Court Opinion

ID: 7107196
Source: CourtListenerOpinion
Date Created: 2022-07-24 12:22:17.492404+00
Date Added: 2024-06-11T16:13:36.648266
License: Public Domain

Given, J.
I. This grand jury was selected, drawn, and summoned, as provided in’ chapter 10, of title 8, of the Code of 1878, and under that statute constituted the grand jury of Dubuque county, for the year 1895. April 26,1894, chapter 70, of the Laws of the Twenty-fifth General Assembly, entitled “An act to amend chapter 10, title 3, of the Code of 1873, relating to selecting and drawing jurors,” was approved. Said chapter 70, provides a different mode of selecting jurors from that provided in said chapter 10; and appellant’s contention is, that the latter act repealed the former, as to the mode of selecting jurors; therefore, this grand jury, though legally selected under said chapter 10, had ceased to exist, by reason of said repeal. Said chapter 70 provides, that “all statutes and parts of statutes in conflict with this act, are hereby repealed, but this repeal shall not take effect before July 1, 1895.” A grand jury could not be selected after July 1, 1895, for that year, in the manner provided in said chapter 70. We are in no doubt but that it was the intention of the legislature, that grand -juries selected under said chapter 10, for the year 1895, should continue to serve through the year, as provided in said chapter 10.’ Under chapter 70, there was no list from which to draw jurors, until the assessor’s returns for 1895, were *570made. The provisions of chapter 70, as to selecting grand juries, are not in conflict with chapter 10, as to grand juries in existence when chapter 70 took effect; and therefore, grand juries legally organized under chapter 10, for the year 1895, were legal grand juries for that year.

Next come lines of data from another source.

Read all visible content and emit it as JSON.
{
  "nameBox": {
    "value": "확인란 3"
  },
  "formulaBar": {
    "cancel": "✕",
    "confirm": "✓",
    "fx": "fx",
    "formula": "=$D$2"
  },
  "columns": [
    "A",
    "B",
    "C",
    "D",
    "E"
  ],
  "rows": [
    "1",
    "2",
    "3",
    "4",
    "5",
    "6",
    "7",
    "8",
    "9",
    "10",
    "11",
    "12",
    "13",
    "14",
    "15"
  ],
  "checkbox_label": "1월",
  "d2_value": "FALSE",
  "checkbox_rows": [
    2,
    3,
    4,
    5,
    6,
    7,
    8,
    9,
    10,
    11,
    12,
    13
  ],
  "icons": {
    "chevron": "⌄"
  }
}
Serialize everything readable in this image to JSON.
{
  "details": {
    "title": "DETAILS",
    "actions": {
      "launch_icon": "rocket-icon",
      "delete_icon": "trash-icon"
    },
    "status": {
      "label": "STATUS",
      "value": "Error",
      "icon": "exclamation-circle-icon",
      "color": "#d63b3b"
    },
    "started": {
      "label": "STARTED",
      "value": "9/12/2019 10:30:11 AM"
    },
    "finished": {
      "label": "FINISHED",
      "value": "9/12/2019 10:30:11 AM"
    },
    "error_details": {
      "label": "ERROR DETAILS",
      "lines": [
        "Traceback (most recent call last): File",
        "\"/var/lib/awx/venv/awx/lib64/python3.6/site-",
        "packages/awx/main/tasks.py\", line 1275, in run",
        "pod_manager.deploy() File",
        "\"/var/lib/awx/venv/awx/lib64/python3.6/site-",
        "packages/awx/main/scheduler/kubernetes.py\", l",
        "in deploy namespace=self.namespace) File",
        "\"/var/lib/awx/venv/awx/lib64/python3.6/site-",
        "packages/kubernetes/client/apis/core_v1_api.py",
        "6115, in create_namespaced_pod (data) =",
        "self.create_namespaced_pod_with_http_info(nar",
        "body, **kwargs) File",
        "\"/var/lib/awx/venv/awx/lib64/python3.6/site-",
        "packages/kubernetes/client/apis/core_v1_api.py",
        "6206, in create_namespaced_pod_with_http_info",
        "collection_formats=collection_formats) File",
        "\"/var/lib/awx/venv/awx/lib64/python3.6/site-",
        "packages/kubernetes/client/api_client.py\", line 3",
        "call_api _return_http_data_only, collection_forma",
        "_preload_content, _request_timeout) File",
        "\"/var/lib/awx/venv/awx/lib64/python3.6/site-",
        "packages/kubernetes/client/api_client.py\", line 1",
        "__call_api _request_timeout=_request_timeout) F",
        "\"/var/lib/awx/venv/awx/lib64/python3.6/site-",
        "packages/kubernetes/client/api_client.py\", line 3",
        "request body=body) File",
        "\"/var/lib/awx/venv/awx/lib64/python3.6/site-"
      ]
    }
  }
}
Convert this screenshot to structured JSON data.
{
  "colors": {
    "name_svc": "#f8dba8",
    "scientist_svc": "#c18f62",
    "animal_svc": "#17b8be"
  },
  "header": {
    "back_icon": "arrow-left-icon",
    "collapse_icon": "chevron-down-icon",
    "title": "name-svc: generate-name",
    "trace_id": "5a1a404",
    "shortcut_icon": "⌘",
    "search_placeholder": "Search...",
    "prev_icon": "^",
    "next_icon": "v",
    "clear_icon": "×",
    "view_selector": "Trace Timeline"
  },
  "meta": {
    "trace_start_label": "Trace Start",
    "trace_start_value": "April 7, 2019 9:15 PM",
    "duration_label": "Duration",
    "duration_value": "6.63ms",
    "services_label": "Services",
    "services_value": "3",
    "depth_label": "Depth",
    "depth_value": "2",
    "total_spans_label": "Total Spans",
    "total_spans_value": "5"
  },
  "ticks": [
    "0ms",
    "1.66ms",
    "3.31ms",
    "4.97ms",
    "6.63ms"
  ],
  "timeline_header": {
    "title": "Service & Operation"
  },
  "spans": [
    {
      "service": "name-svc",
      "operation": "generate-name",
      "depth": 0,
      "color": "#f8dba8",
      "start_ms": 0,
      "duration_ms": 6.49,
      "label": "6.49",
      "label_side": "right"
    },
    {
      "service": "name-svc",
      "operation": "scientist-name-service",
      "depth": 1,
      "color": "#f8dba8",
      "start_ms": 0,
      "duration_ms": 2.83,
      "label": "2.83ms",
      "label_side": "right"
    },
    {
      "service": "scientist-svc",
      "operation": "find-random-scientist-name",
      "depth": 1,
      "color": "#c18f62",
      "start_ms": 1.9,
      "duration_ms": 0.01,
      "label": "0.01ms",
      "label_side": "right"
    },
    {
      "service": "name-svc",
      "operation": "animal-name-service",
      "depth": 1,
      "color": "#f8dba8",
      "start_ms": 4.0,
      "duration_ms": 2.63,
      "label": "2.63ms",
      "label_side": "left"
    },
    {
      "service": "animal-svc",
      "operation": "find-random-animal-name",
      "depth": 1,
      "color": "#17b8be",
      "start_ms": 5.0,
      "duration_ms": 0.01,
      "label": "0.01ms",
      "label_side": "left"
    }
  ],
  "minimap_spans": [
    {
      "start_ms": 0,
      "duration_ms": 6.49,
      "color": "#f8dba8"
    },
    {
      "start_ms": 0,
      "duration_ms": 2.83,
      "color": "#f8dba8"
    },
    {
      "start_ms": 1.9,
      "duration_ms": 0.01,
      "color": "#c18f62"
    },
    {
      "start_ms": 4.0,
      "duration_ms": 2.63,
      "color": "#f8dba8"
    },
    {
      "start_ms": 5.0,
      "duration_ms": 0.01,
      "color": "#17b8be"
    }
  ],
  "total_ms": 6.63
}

II. Defendant moved for a new trial, on the grounds of newly-discovered evidence, and that the verdict is contrary to the evidence. Newly-discovered evidence is not a ground for granting a new trial in criminal cases. Code, section 4489. The evidence fully sustains the verdict. We find no error in the record, and think that the defendant received a fair and impartial trial.— Affirmed.